Mais s’il fallait une grande interprète pour faire « vivre » Elena, il fallait aussi un immense metteur en scène pour raconter et filmer son histoire. Et Rodrigo Sorogoyen se met en mode masterclass. Si l’on peut éprouver quelques difficultés à croire à certains angles du récit qu’il imagine, Madre va néanmoins percer les cœurs tout en s’imposant comme une fulgurance artistique, mais sans jamais faire dans la démonstration gratuite cela dit. Passée l’introduction en plan-séquence (le procédé renforçant le sentiment d’immersion dans l’urgence insoutenable du moment), Sorogoyen va déployer une mise en scène d’une intelligence imparable, très portée sur les longs plans en mouvement où sa caméra aérienne se balade portée par l’air. Comme un moyen artistique d’épouser la perception du monde de son héroïne, qui elle-même se laisse porter, se cherche, évolue avec la grâce de sa dignité.
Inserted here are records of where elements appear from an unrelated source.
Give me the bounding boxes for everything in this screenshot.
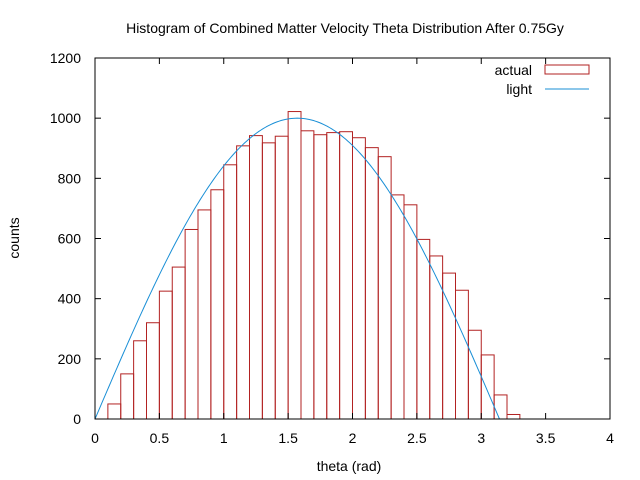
histogram-bar	[364, 147, 379, 420]
histogram-bar	[467, 329, 482, 420]
histogram-bar	[326, 132, 341, 420]
y-tick-label: 600	[58, 231, 82, 247]
histogram-bar	[403, 204, 418, 420]
y-tick-label: 0	[73, 411, 81, 427]
y-tick-label: 400	[58, 291, 82, 307]
legend: actual light	[495, 62, 590, 97]
histogram-bar	[107, 403, 122, 420]
histogram-bar	[146, 322, 160, 420]
x-tick-label: 4	[606, 430, 614, 446]
x-tick-label: 2.5	[407, 430, 427, 446]
histogram-bar	[339, 131, 353, 420]
histogram-bar	[171, 266, 186, 420]
histogram-bar	[120, 373, 135, 420]
histogram-bar	[300, 130, 315, 420]
x-tick-label: 1.5	[278, 430, 298, 446]
histogram-bar	[261, 142, 276, 420]
x-tick-label: 3.5	[536, 430, 556, 446]
x-tick-label: 2	[349, 430, 357, 446]
histogram-bar	[377, 156, 392, 420]
histogram-bar	[223, 164, 238, 420]
x-axis-label: theta (rad)	[317, 458, 382, 474]
histogram-bar	[210, 189, 225, 420]
histogram-bar	[429, 255, 444, 420]
histogram-bar	[493, 394, 508, 420]
histogram-bar	[352, 137, 366, 420]
y-tick-label: 800	[58, 170, 82, 186]
x-tick-label: 0.5	[150, 430, 170, 446]
histogram-bar	[506, 413, 521, 420]
histogram-bar	[480, 354, 495, 420]
histogram-bar	[249, 135, 263, 420]
histogram-bar	[133, 340, 147, 420]
x-axis-ticks: 0 0.5 1 1.5 2 2.5 3 3.5 4	[91, 58, 614, 446]
x-tick-label: 0	[91, 430, 99, 446]
chart-title: Histogram of Combined Matter Velocity Th…	[126, 20, 564, 36]
histogram-bar	[184, 228, 199, 420]
y-tick-label: 1200	[50, 50, 81, 66]
y-tick-label: 1000	[50, 110, 81, 126]
series-light-curve	[94, 117, 500, 420]
y-axis-ticks: 0 200 400 600 800 1000 1200	[50, 50, 610, 427]
y-axis-label: counts	[6, 217, 22, 258]
legend-swatch-actual	[544, 64, 590, 75]
histogram-bar	[416, 238, 431, 420]
histogram-bar	[197, 209, 212, 420]
histogram-bar	[390, 194, 405, 420]
x-tick-label: 1	[220, 430, 228, 446]
legend-label-light: light	[506, 81, 532, 97]
histogram-bar	[455, 289, 469, 420]
legend-label-actual: actual	[495, 62, 532, 78]
histogram-bars	[107, 111, 521, 420]
histogram-bar	[313, 134, 328, 420]
y-tick-label: 200	[58, 351, 82, 367]
histogram-bar	[274, 135, 289, 420]
x-tick-label: 3	[477, 430, 485, 446]
histogram-bar	[236, 145, 250, 420]
histogram-bar	[287, 111, 302, 420]
histogram-bar	[158, 290, 173, 420]
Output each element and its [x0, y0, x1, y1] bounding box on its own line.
D’une sensibilité à fleur de peau, Madre est un souffle dévastateur qui va scruter comment survivre. Du vide existentiel jusqu’à une rencontre avec un adolescent (qui lui rappelle son fils) et de laquelle va naître une étrange relation à l’ambiguë perturbante. Peut-être la partie narrative que Sorogoyen maîtrise le moins bien si l’on devait chercher un défaut à cet époustouflant Madre, nouveau coup de génie du cinéaste ibérique. Lointainement nourri par le mythe de Phèdre pour la troublante analogie entremêlant désir maternel et amoureux, Madre va explorer une tentative de réparation d’une âme brisée par l’ambiguïté presque malaisante d’une relation borderline. « Presque » seulement par qu’il va se dégager une étrange forme de poésie envoûtante de celle-ci, que Sorogoyen n’impose jamais directement mais suggère avec une gracieuse subtilité, rendant le film encore plus complexe qu’il ne l’était déjà. Car Madre est au moins aussi complexe que les sentiments ravageurs ou contradictoires qui habite son héroïne cherchant une issue à l’enfer, son enfer.